If you want to sort bods decently efficient without OCR, then here is the best way to do it that I have found.
Calculate how many you can hold and still hold your books to fill into.
Remove that many bods from the book and put book into secure.
"Evaulate Bods" using event property. Parse the string storing information (I used values) for all the unique values (item, cnt, size, quality, material). Use these values to create a code. I hashed them, but you could simply concatenate all the values (I realized this much after I produced my sorter, you can find in oEUO scripts on this board).
Keep a list of bods associated with same destination book. Once all codes are evaluated, iterate the list of destination books needed, pulling it into your pack, dropping in ALL of the bods with that destination book, and then returning it.
This has been the most efficient way to sort easily (the most efficient would be to OCR your source book only pulling bods with the same destination book to minimize drag/drops).
Remember, calculations are pretty fast, but an issued UO action is at least a 1 second delay in your script. Inefficent book pulling could compound your times immensely.
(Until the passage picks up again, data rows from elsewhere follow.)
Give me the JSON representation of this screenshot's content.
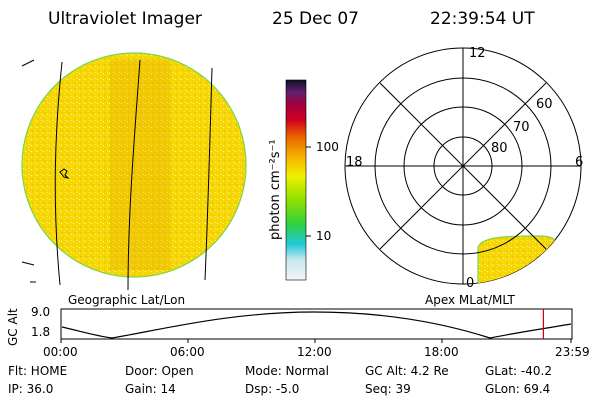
{
  "header": {
    "instrument": "Ultraviolet Imager",
    "date": "25 Dec 07",
    "time": "22:39:54 UT"
  },
  "colorbar": {
    "unit_label": "photon cm⁻²s⁻¹",
    "ticks": [
      "100",
      "10"
    ]
  },
  "polar": {
    "mlt_labels": [
      "12",
      "18",
      "6",
      "0"
    ],
    "lat_labels": [
      "60",
      "70",
      "80"
    ]
  },
  "panel_labels": {
    "left": "Geographic Lat/Lon",
    "right": "Apex MLat/MLT"
  },
  "altitude_plot": {
    "ylabel": "GC Alt",
    "ymax": "9.0",
    "ymin": "1.8",
    "x_ticks": [
      "00:00",
      "06:00",
      "12:00",
      "18:00",
      "23:59"
    ],
    "current_time_fraction": 0.944
  },
  "info": {
    "flt": "Flt: HOME",
    "ip": "IP: 36.0",
    "door": "Door: Open",
    "gain": "Gain: 14",
    "mode": "Mode: Normal",
    "dsp": "Dsp:   -5.0",
    "gc_alt": "GC Alt: 4.2 Re",
    "seq": "Seq: 39",
    "glat": "GLat: -40.2",
    "glon": "GLon:  69.4"
  },
  "colors": {
    "image_fill": "#f5d400",
    "image_edge": "#7ad64a",
    "marker": "#cc0000"
  }
}
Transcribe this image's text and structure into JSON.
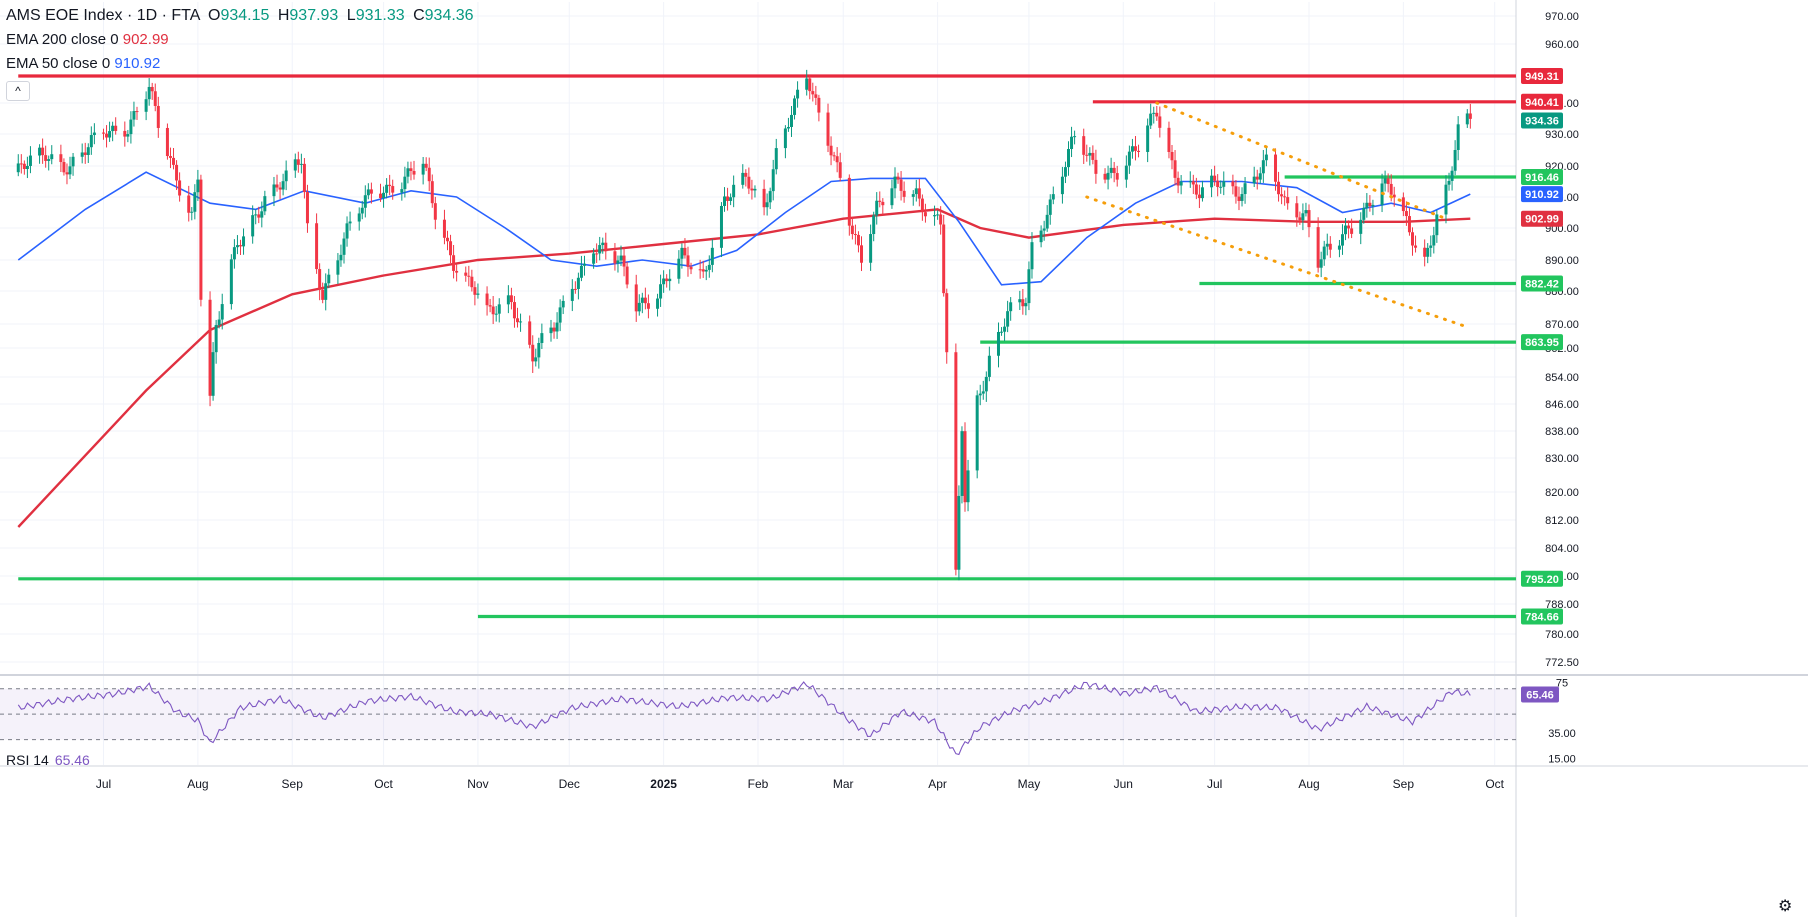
{
  "legend": {
    "symbol": "AMS EOE Index · 1D · FTA",
    "open_label": "O",
    "open": "934.15",
    "high_label": "H",
    "high": "937.93",
    "low_label": "L",
    "low": "931.33",
    "close_label": "C",
    "close": "934.36",
    "ema200_label": "EMA 200 close 0",
    "ema200_value": "902.99",
    "ema50_label": "EMA 50 close 0",
    "ema50_value": "910.92",
    "collapse_glyph": "^"
  },
  "rsi_legend": {
    "label": "RSI 14",
    "value": "65.46"
  },
  "settings_glyph": "⚙",
  "colors": {
    "up": "#089981",
    "down": "#f23645",
    "ema200": "#e03040",
    "ema50": "#2962ff",
    "support": "#22c55e",
    "resistance": "#e8283c",
    "trend": "#f59e0b",
    "rsi": "#7e57c2"
  },
  "chart_data": [
    {
      "type": "candlestick",
      "title": "AMS EOE Index · 1D · FTA",
      "x_ticks": [
        "Jul",
        "Aug",
        "Sep",
        "Oct",
        "Nov",
        "Dec",
        "2025",
        "Feb",
        "Mar",
        "Apr",
        "May",
        "Jun",
        "Jul",
        "Aug",
        "Sep",
        "Oct"
      ],
      "y_ticks": [
        "970.00",
        "960.00",
        "940.00",
        "930.00",
        "920.00",
        "910.00",
        "900.00",
        "890.00",
        "880.00",
        "870.00",
        "862.00",
        "854.00",
        "846.00",
        "838.00",
        "830.00",
        "820.00",
        "812.00",
        "804.00",
        "796.00",
        "788.00",
        "780.00",
        "772.50"
      ],
      "ylim": [
        768,
        972
      ],
      "close_series": [
        [
          "2024-06-03",
          918
        ],
        [
          "2024-06-12",
          924
        ],
        [
          "2024-06-20",
          920
        ],
        [
          "2024-07-01",
          930
        ],
        [
          "2024-07-09",
          933
        ],
        [
          "2024-07-16",
          945
        ],
        [
          "2024-07-19",
          932
        ],
        [
          "2024-07-24",
          918
        ],
        [
          "2024-07-30",
          905
        ],
        [
          "2024-08-01",
          918
        ],
        [
          "2024-08-02",
          880
        ],
        [
          "2024-08-05",
          848
        ],
        [
          "2024-08-07",
          868
        ],
        [
          "2024-08-14",
          895
        ],
        [
          "2024-08-23",
          910
        ],
        [
          "2024-08-30",
          915
        ],
        [
          "2024-09-04",
          922
        ],
        [
          "2024-09-06",
          900
        ],
        [
          "2024-09-11",
          880
        ],
        [
          "2024-09-19",
          898
        ],
        [
          "2024-09-27",
          912
        ],
        [
          "2024-10-07",
          915
        ],
        [
          "2024-10-14",
          920
        ],
        [
          "2024-10-18",
          905
        ],
        [
          "2024-10-24",
          890
        ],
        [
          "2024-10-31",
          880
        ],
        [
          "2024-11-04",
          872
        ],
        [
          "2024-11-12",
          878
        ],
        [
          "2024-11-19",
          860
        ],
        [
          "2024-11-26",
          868
        ],
        [
          "2024-12-02",
          882
        ],
        [
          "2024-12-09",
          895
        ],
        [
          "2024-12-18",
          888
        ],
        [
          "2024-12-23",
          876
        ],
        [
          "2024-12-30",
          880
        ],
        [
          "2025-01-07",
          890
        ],
        [
          "2025-01-14",
          885
        ],
        [
          "2025-01-21",
          910
        ],
        [
          "2025-01-28",
          915
        ],
        [
          "2025-02-03",
          905
        ],
        [
          "2025-02-07",
          925
        ],
        [
          "2025-02-12",
          938
        ],
        [
          "2025-02-17",
          948
        ],
        [
          "2025-02-21",
          935
        ],
        [
          "2025-02-28",
          918
        ],
        [
          "2025-03-04",
          900
        ],
        [
          "2025-03-07",
          890
        ],
        [
          "2025-03-12",
          905
        ],
        [
          "2025-03-18",
          915
        ],
        [
          "2025-03-25",
          912
        ],
        [
          "2025-03-28",
          905
        ],
        [
          "2025-04-02",
          900
        ],
        [
          "2025-04-04",
          860
        ],
        [
          "2025-04-07",
          795
        ],
        [
          "2025-04-09",
          840
        ],
        [
          "2025-04-10",
          820
        ],
        [
          "2025-04-14",
          848
        ],
        [
          "2025-04-18",
          858
        ],
        [
          "2025-04-24",
          872
        ],
        [
          "2025-04-30",
          878
        ],
        [
          "2025-05-02",
          895
        ],
        [
          "2025-05-09",
          910
        ],
        [
          "2025-05-16",
          928
        ],
        [
          "2025-05-23",
          920
        ],
        [
          "2025-05-30",
          918
        ],
        [
          "2025-06-06",
          925
        ],
        [
          "2025-06-12",
          938
        ],
        [
          "2025-06-18",
          918
        ],
        [
          "2025-06-26",
          910
        ],
        [
          "2025-07-02",
          915
        ],
        [
          "2025-07-10",
          912
        ],
        [
          "2025-07-18",
          920
        ],
        [
          "2025-07-24",
          908
        ],
        [
          "2025-07-31",
          905
        ],
        [
          "2025-08-04",
          890
        ],
        [
          "2025-08-11",
          895
        ],
        [
          "2025-08-18",
          905
        ],
        [
          "2025-08-25",
          915
        ],
        [
          "2025-08-29",
          910
        ],
        [
          "2025-09-03",
          898
        ],
        [
          "2025-09-08",
          890
        ],
        [
          "2025-09-12",
          905
        ],
        [
          "2025-09-16",
          915
        ],
        [
          "2025-09-19",
          930
        ],
        [
          "2025-09-23",
          934.36
        ]
      ],
      "ema200_series": [
        [
          "2024-06-03",
          810
        ],
        [
          "2024-07-15",
          850
        ],
        [
          "2024-08-05",
          868
        ],
        [
          "2024-09-01",
          879
        ],
        [
          "2024-10-01",
          885
        ],
        [
          "2024-11-01",
          890
        ],
        [
          "2024-12-01",
          892
        ],
        [
          "2025-01-01",
          895
        ],
        [
          "2025-02-01",
          898
        ],
        [
          "2025-03-01",
          903
        ],
        [
          "2025-04-01",
          906
        ],
        [
          "2025-04-15",
          900
        ],
        [
          "2025-05-01",
          897
        ],
        [
          "2025-06-01",
          901
        ],
        [
          "2025-07-01",
          903
        ],
        [
          "2025-08-01",
          902
        ],
        [
          "2025-09-01",
          902
        ],
        [
          "2025-09-23",
          902.99
        ]
      ],
      "ema50_series": [
        [
          "2024-06-03",
          890
        ],
        [
          "2024-06-25",
          906
        ],
        [
          "2024-07-15",
          918
        ],
        [
          "2024-08-05",
          908
        ],
        [
          "2024-08-20",
          906
        ],
        [
          "2024-09-05",
          912
        ],
        [
          "2024-09-25",
          908
        ],
        [
          "2024-10-10",
          912
        ],
        [
          "2024-10-25",
          910
        ],
        [
          "2024-11-10",
          900
        ],
        [
          "2024-11-25",
          890
        ],
        [
          "2024-12-10",
          888
        ],
        [
          "2024-12-25",
          890
        ],
        [
          "2025-01-10",
          888
        ],
        [
          "2025-01-25",
          893
        ],
        [
          "2025-02-10",
          905
        ],
        [
          "2025-02-25",
          915
        ],
        [
          "2025-03-10",
          916
        ],
        [
          "2025-03-28",
          916
        ],
        [
          "2025-04-08",
          902
        ],
        [
          "2025-04-22",
          882
        ],
        [
          "2025-05-05",
          883
        ],
        [
          "2025-05-20",
          897
        ],
        [
          "2025-06-05",
          908
        ],
        [
          "2025-06-20",
          915
        ],
        [
          "2025-07-10",
          915
        ],
        [
          "2025-07-28",
          913
        ],
        [
          "2025-08-12",
          905
        ],
        [
          "2025-08-28",
          908
        ],
        [
          "2025-09-10",
          905
        ],
        [
          "2025-09-23",
          910.92
        ]
      ],
      "horizontal_levels": [
        {
          "value": 949.31,
          "label": "949.31",
          "color": "resistance",
          "from": "2024-06-03"
        },
        {
          "value": 940.41,
          "label": "940.41",
          "color": "resistance",
          "from": "2025-05-22"
        },
        {
          "value": 934.36,
          "label": "934.36",
          "color": "up",
          "from": null
        },
        {
          "value": 916.46,
          "label": "916.46",
          "color": "support",
          "from": "2025-07-24"
        },
        {
          "value": 910.92,
          "label": "910.92",
          "color": "ema50",
          "from": null
        },
        {
          "value": 902.99,
          "label": "902.99",
          "color": "ema200",
          "from": null
        },
        {
          "value": 882.42,
          "label": "882.42",
          "color": "support",
          "from": "2025-06-26"
        },
        {
          "value": 863.95,
          "label": "863.95",
          "color": "support",
          "from": "2025-04-15"
        },
        {
          "value": 795.2,
          "label": "795.20",
          "color": "support",
          "from": "2024-06-03"
        },
        {
          "value": 784.66,
          "label": "784.66",
          "color": "support",
          "from": "2024-11-01"
        }
      ],
      "trendlines": [
        {
          "from": [
            "2025-06-12",
            940
          ],
          "to": [
            "2025-09-15",
            903
          ]
        },
        {
          "from": [
            "2025-05-20",
            910
          ],
          "to": [
            "2025-09-22",
            869
          ]
        }
      ]
    },
    {
      "type": "line",
      "title": "RSI 14",
      "y_ticks": [
        "75",
        "35.00",
        "15.00"
      ],
      "ylim": [
        10,
        80
      ],
      "bands": [
        70,
        50,
        30
      ],
      "series": [
        [
          "2024-06-03",
          55
        ],
        [
          "2024-06-20",
          62
        ],
        [
          "2024-07-05",
          66
        ],
        [
          "2024-07-16",
          72
        ],
        [
          "2024-07-25",
          52
        ],
        [
          "2024-08-01",
          45
        ],
        [
          "2024-08-05",
          27
        ],
        [
          "2024-08-15",
          55
        ],
        [
          "2024-08-28",
          62
        ],
        [
          "2024-09-11",
          47
        ],
        [
          "2024-09-25",
          60
        ],
        [
          "2024-10-10",
          64
        ],
        [
          "2024-10-24",
          52
        ],
        [
          "2024-11-05",
          50
        ],
        [
          "2024-11-19",
          40
        ],
        [
          "2024-12-02",
          55
        ],
        [
          "2024-12-18",
          62
        ],
        [
          "2025-01-06",
          56
        ],
        [
          "2025-01-22",
          63
        ],
        [
          "2025-02-05",
          62
        ],
        [
          "2025-02-17",
          74
        ],
        [
          "2025-03-03",
          45
        ],
        [
          "2025-03-10",
          33
        ],
        [
          "2025-03-20",
          52
        ],
        [
          "2025-03-31",
          44
        ],
        [
          "2025-04-07",
          18
        ],
        [
          "2025-04-15",
          40
        ],
        [
          "2025-04-25",
          52
        ],
        [
          "2025-05-08",
          62
        ],
        [
          "2025-05-20",
          74
        ],
        [
          "2025-06-02",
          66
        ],
        [
          "2025-06-12",
          71
        ],
        [
          "2025-06-25",
          52
        ],
        [
          "2025-07-10",
          56
        ],
        [
          "2025-07-22",
          55
        ],
        [
          "2025-08-04",
          38
        ],
        [
          "2025-08-20",
          56
        ],
        [
          "2025-09-04",
          44
        ],
        [
          "2025-09-17",
          68
        ],
        [
          "2025-09-23",
          65.46
        ]
      ]
    }
  ]
}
How I did it was with a hash function, but string building is an option: For example
Iron = 0
DC = 1
Ringmail = 0
Chainmail = 1
Small = 0
Large = 1
Normal = 0
Exceptional = 1
If I had three bods:
Normal Chainmail Coif 20 Iron = 012000 (0, 1, 20, 0, 0)
Normal Ringmail Coif 20 Iron = 002000 (0,0, 20, 0, 0)
Exceptional Chainmail Coif 10 DC = 111001 (1, 1, 10, 0, 1)
hashing the values was unneeded. I would keep these as strings unless you text more. I'm not sure if leading 0's and considering them numbers will result in anything positive.
Of course, this item evaulation will keep over important differences between weapons and shields so you may need to keep track of those. So an item designation is good to, and I used a single value or items of the same set value (i.e. Kite, Heaters have the same value, weapons do not).
Anyway, if you want to use anything from my bod sorter, feel free. but writing an euox equivalent, it is certainly possible but I promise you, it won't be as easy. I exploit the crap out of tables and their behavior which are sadly absent from euox.